ADR-0400: encoder-internal-stats capture (corpus expansion v1)¶
- Status: Accepted
- Date: 2026-05-08
- Deciders: lusoris, Claude
- Tags: vmaf-tune, corpus, predictor, x264
Context¶
The vmaf-tune corpus generator currently records only the post-hoc encode outcome — output size, wall time, VMAF score, version provenance. The encoder's own rate-distortion ledger (predicted bitrate, QP, motion-vector cost, texture cost, partition decisions) is discarded.
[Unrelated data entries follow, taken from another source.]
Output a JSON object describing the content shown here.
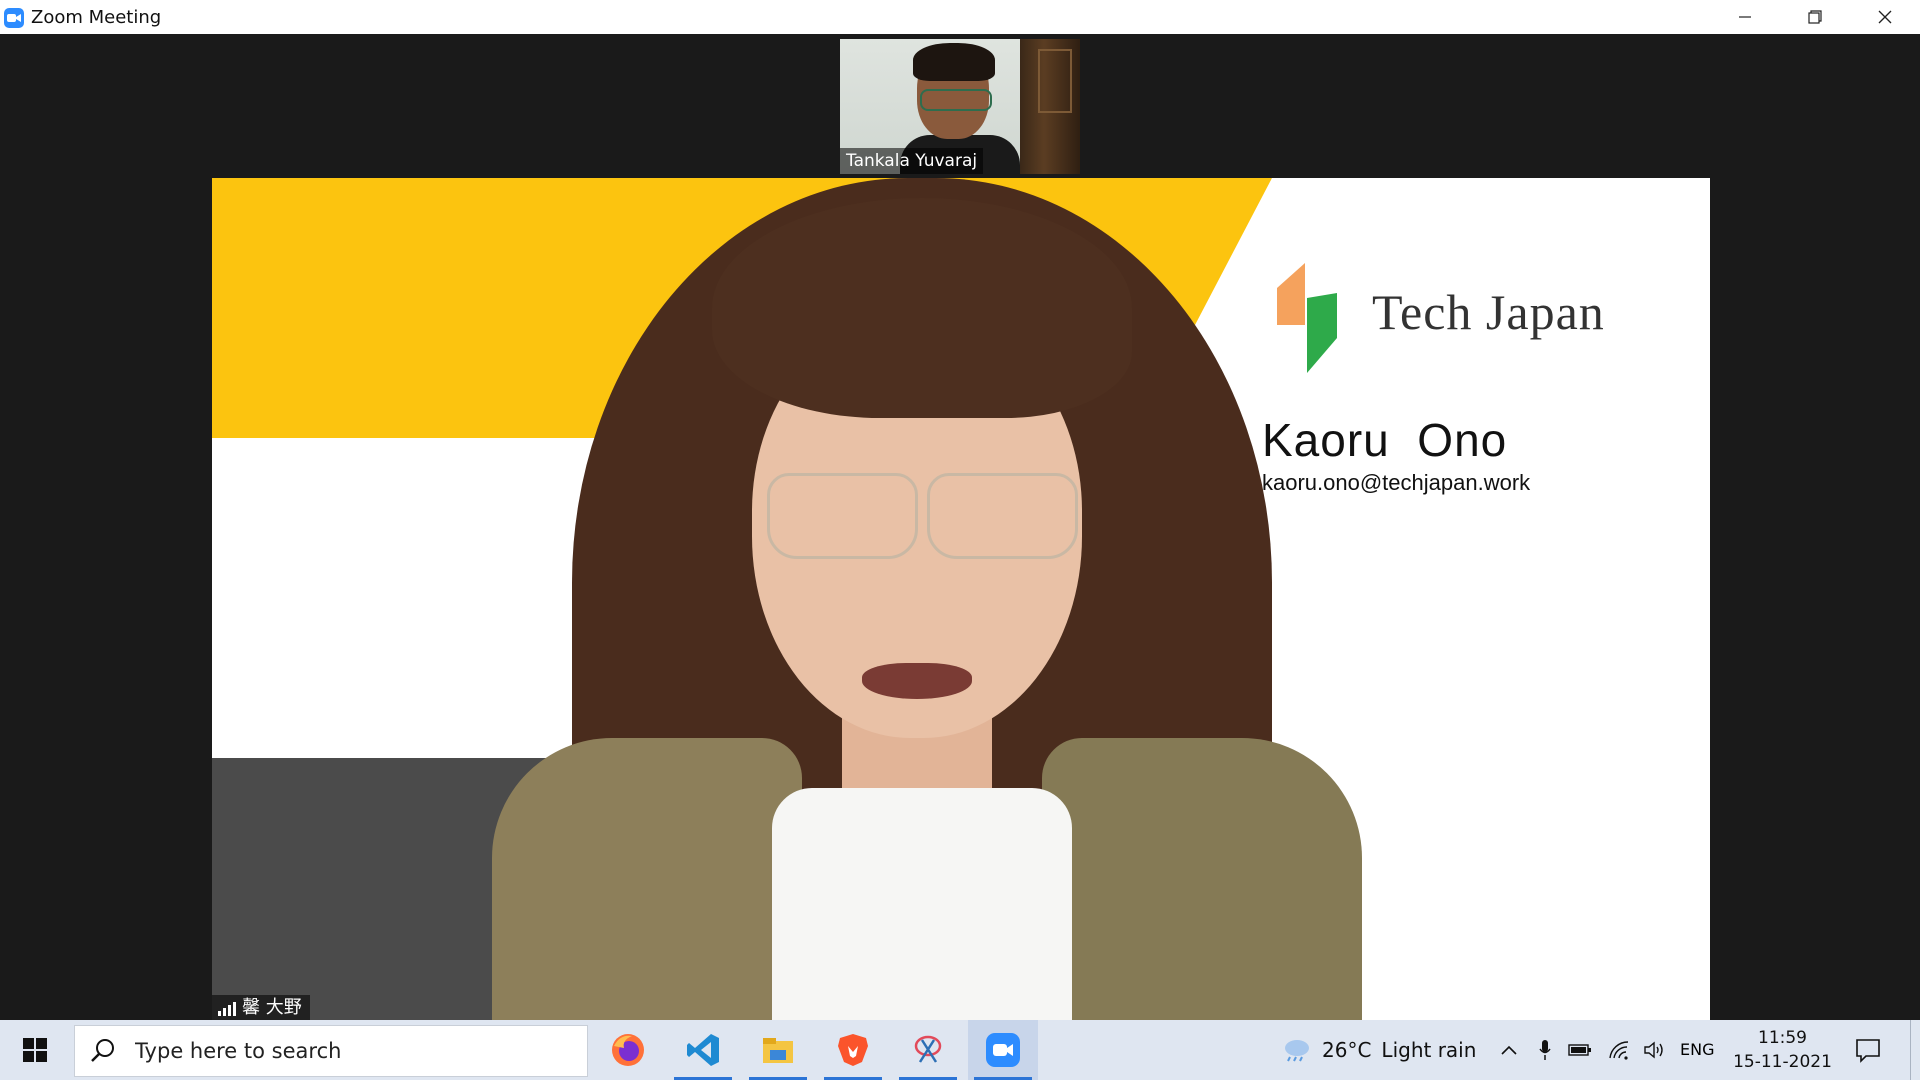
{
  "window": {
    "title": "Zoom Meeting",
    "minimize_label": "Minimize",
    "maximize_label": "Restore",
    "close_label": "Close"
  },
  "meeting": {
    "thumbnail_participant": {
      "name": "Tankala Yuvaraj"
    },
    "active_speaker": {
      "name": "馨 大野",
      "background": {
        "brand": "Tech Japan",
        "person_name": "Kaoru  Ono",
        "person_email": "kaoru.ono@techjapan.work",
        "colors": {
          "yellow": "#fcc40f",
          "gray": "#4b4b4b",
          "logo_orange": "#f5a25d",
          "logo_green": "#2eaa4a"
        }
      }
    }
  },
  "taskbar": {
    "search_placeholder": "Type here to search",
    "pinned_apps": [
      {
        "name": "firefox-icon"
      },
      {
        "name": "vscode-icon"
      },
      {
        "name": "file-explorer-icon"
      },
      {
        "name": "brave-icon"
      },
      {
        "name": "snip-tool-icon"
      },
      {
        "name": "zoom-icon",
        "active": true
      }
    ],
    "weather": {
      "temperature": "26°C",
      "condition": "Light rain"
    },
    "language": "ENG",
    "time": "11:59",
    "date": "15-11-2021"
  }
}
Per the contributor-pack research digest (docs/research/0086-contributor-pack-web-data-expansion-2026-05-08.md, ranked highest-leverage signal expansion), this signal is "free at encode time" — already produced by every modern encoder during a single --pass 1 / -pass 1 -passlogfile <prefix> invocation. Capturing it closes the loop on what the encoder's own rate-distortion engine saw, not just on what the input pixels look like.
Decision¶
We extend the corpus row schema (bumped to v3) with ten enc_internal_* scalar aggregates capturing per-frame x264 pass-1 stats: mean/std QP, mean/std bits, mean/std MV cost, mean intra-texture cost, mean predicted-texture cost, intra-MB ratio, skip-MB ratio. The codec-adapter contract gains a supports_encoder_stats: bool flag; libx264 and libx265 opt in (libx264 parsed in v1, libx265 wired through but parser in a follow-up), every hardware encoder and software AV1 encoder opts out. Rows for opt-out codecs emit zeros so the schema is uniform across the corpus.
Alternatives considered¶
| Option | Pros | Cons | Why not chosen |
|---|---|---|---|
| Capture stats inline during the production encode | One pass instead of two | x264's stats writer requires -pass 1 mode; mode-switching mid-encode isn't supported by FFmpeg | Two-pass (stats-only pass + production CRF pass) is the canonical workflow |
Parse the post-encode bitstream with ffprobe -show_frames | No second encode | Misses RC-internal signal (QP-pre-AQ, partition cost, predicted bits); ffprobe is decoder-side, not encoder-side | Can't recover the "what the encoder considered" signal |
| Defer until a multi-codec parser is ready (libx265, libvpx) | Single PR delivers all codecs | Predictor-integration follow-up is gated on x264 alone landing; multi-codec adds weeks | Ship x264 now; libx265/libvpx parsers land additively |
Consequences¶
- Positive: predictor gains the encoder's own RD-loop signal, which the contributor-pack digest sized as the highest-leverage available feature. Schema is uniform across codecs (zeros for opt-out). Adapter contract is explicit — adding a new encoder forces an opt-in/opt-out choice.
- Negative: per-encode wall-clock cost roughly doubles for
supports_encoder_stats=Trueadapters — we run a stats-only pass-1 invocation before the production CRF encode. The corpus sweep gains the new columns at 2× cost. This is the documented trade-off; no way to recover the signal without the extra pass. - Neutral / follow-ups: predictor integration is out of scope for this PR; the predictor consumes the new columns in a follow-up after the schema lands. Tests verify the columns are populated and schema-uniform; correlation with VMAF is measured downstream. libx265 / libvpx-specific parsers land in additional follow-up PRs on top of the v3 schema (no further version bump needed).
References¶
- Research digest:
docs/research/0086-contributor-pack-web-data-expansion-2026-05-08.md(ranked encoder-internal stats as highest-leverage signal expansion). - x264 source:
encoder/ratecontrol.c,x264_ratecontrol_summarywriter. - FFmpeg pass-1:
doc/encoders.texi,libavcodec/libx264.c(passlog passthrough). - Coordinates with ADR-0302 (encoder-vocab-v3-schema-expansion); whichever PR lands first claims SCHEMA_VERSION=3, the other lands its columns additively.
- Source:
req(direct user request: "capture per-frame encoder-internal statistics that x264 already emits via--pass 1/--stats").